Lantas angannya segera pula mereka-reka sederet nama cewek yang pernah dipacari oleh Toni. Ia tahu pasti rata-rata cewek yang pernah digandeng oleh Toni adalah mereka yang gemar dugem. Sukanya nongkrong di café-café atau tempat karaoke. Besar kemungkinan memang Toni-lah yang telah melakukan perbuatan terlarang yang menyeret mereka ke dalam persoalan rumit ini.
“Jangan melamun di tempat ini, Nak. Itu berbahaya.” Tiba-tiba satu suara terdengar bersamaan dengan sebuah tepukan pelan di pundak kanannya. Suara serak parau yang sepertinya pernah Nadya dengar sebelumnya.
Kaget, Nadya bermaksud memalingkan wajah. Sayang, akibat gerakannya yang mendadak, pantatnya ikut pula bergeser. Akibatnya … byuurr! Ia terjatuh ke dalam kolam sebelum sempat melihat siapa orang yang datang.
Meski kolam yang biasa disebut warga sekitar sebagai Jeding Ombo itu tak terlalu dalam, tapi tak urung Nadya sempat sedikit gelagapan. Haup! Haup! Haup! Ia menggerak-gerakkan kedua tangannya untuk berusaha menepi dan mencari pegangan di tepian kolam.
Namun, … oh, kolam berkategori dangkal yang semestinya mudah ia arungi itu nyatanya justru membuat Nadya kewalahan. Tiba-tiba saja ia merasa ada sepasang tangan yang mencengkeram pergelangan kakinya. Tangan gaib itu menariknya ke dasar kolam.
Haup! Haup! Haup!
Nadya gelagapan. Tenaganya serasa tak berarti melawan kekuatan yang menariknya ke dasar kolam. Sejenak kepalanya timbul tenggelam di permukaan kolam. Air kolam yang semula tenang kini terasa bagaikan pusaran air yang coba menariknya makin ke dalam.
“Raih dan pegang tanganku!” perintah pemilik suara serak parau itu.
Mata Nadya yang sudah terasa pedih beradu dengan air tak dapat melihat dengan jelas siapa orang yang mengulurkan tangan kepadanya itu. Kecipak air yang tercipta akibat gerakan tangannya yang meronta-ronta makin membuatnya tak bisa mengenali sosok yang ada di tepi kolam.
Akh!
Sesaat lelaki penolong itu tercekat. Dalam kondisi normal seharusnya tubuh Nadya yang semampai tak seberat ini untuk ditarik ke tepi.
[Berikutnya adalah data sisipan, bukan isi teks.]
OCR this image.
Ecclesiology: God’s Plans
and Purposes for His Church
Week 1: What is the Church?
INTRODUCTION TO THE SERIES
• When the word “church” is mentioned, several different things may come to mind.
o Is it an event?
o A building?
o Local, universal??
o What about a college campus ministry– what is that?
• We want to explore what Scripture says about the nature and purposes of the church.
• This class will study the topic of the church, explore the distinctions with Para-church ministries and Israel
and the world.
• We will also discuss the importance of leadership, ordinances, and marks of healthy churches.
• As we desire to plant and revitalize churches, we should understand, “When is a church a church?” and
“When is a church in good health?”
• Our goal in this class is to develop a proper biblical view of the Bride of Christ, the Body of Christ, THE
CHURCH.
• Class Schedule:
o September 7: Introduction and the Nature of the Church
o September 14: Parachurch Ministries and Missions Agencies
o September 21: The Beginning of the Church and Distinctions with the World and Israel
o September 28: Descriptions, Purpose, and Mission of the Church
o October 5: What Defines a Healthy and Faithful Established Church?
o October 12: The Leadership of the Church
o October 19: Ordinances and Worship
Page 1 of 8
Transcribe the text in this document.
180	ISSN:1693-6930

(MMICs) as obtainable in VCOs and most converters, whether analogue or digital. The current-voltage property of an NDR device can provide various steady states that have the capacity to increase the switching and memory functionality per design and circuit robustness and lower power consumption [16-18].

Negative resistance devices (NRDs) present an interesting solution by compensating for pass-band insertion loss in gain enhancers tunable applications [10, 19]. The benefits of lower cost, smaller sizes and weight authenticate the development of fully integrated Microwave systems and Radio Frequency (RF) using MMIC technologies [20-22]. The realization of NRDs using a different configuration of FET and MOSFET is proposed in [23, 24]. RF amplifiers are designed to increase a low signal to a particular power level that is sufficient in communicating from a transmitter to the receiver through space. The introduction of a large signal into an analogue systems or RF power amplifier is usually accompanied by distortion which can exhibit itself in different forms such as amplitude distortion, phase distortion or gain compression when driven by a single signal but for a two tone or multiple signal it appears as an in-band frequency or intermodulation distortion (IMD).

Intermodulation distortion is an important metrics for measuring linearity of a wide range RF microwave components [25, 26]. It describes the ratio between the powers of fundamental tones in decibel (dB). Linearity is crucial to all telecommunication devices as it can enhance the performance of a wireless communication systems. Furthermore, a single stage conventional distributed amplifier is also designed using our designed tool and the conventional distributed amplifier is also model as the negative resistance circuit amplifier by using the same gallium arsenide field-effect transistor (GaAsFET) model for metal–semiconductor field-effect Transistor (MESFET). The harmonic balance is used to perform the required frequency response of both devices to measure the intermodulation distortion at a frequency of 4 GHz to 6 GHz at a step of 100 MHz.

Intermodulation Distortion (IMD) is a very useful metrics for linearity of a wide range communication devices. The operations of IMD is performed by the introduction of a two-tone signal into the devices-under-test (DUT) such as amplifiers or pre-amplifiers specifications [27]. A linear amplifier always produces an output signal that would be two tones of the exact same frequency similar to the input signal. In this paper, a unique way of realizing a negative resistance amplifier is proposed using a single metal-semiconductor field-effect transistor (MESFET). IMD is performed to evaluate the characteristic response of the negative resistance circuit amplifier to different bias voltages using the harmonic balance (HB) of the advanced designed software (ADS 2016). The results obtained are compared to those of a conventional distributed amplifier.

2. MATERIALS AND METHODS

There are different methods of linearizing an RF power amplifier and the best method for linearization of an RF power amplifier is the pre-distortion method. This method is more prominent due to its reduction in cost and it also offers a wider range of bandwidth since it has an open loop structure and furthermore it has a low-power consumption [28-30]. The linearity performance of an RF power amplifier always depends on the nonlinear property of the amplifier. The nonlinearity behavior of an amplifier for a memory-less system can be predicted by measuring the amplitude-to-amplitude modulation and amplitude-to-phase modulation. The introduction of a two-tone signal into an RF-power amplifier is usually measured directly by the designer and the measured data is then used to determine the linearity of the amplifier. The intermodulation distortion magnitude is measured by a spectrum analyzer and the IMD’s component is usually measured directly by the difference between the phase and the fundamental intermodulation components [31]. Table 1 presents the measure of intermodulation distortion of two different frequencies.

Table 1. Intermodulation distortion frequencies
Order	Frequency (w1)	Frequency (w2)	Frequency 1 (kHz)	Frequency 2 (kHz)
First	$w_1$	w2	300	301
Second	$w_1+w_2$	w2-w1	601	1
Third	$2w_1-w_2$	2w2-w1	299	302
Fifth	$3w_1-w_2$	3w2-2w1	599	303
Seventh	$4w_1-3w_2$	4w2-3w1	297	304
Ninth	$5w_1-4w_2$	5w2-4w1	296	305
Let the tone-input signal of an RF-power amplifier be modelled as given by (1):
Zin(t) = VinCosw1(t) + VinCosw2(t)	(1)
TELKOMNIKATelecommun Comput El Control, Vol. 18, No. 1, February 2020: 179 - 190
Namun lantaran adanya kekuatan tangan gaib yang menahannya, tak ayal lelaki itu harus beradu tenaga.
Matanya yang tajam menutup lurus ke dasar kolam yang kini air beningnya berubah keruh akibat gerak Nadya yang meronta-ronta. Kedua bibir hitamnya terkatup rapat. Sedang dalam hatinya ia sedang merapal mantra berbahasa Jawa kuno yang tak bisa dipahami oleh manusia jaman sekarang.
Dug! Dug! Dug!
Kaki kanannya menghentak ke bumi tiga kali. Sesaat ia menarik napas dalam-dalam kemudian …, wuusss! Disemburnya permukaan kolam itu dengan sekuat tenaga. Ajaib! Permukaan kolam yang semula hanya beriak perlahan akibat gerak tubuh Nadya yang makin kelelahan, begitu semburan lelaki itu menyentuh air kolam, tiba-tiba air kolam bergolak dengan hebat. Muncul gelembung-gelembung layaknya air dalam panci yang sedang direbus sampai mendidih.
“Aaaaarrrhhhh!”
Nadya merintih memilukan. Terbang sudah kesadaran dirinya terbawa riak air yang makin mengganas. Dan sebelum gelombang air menggulung tubuh Nadya ke dasar kolam, dengan sigap lelaki itu menarik tangan Nadya sembari melompati kolam selebar lima meter itu dengan gesitnya.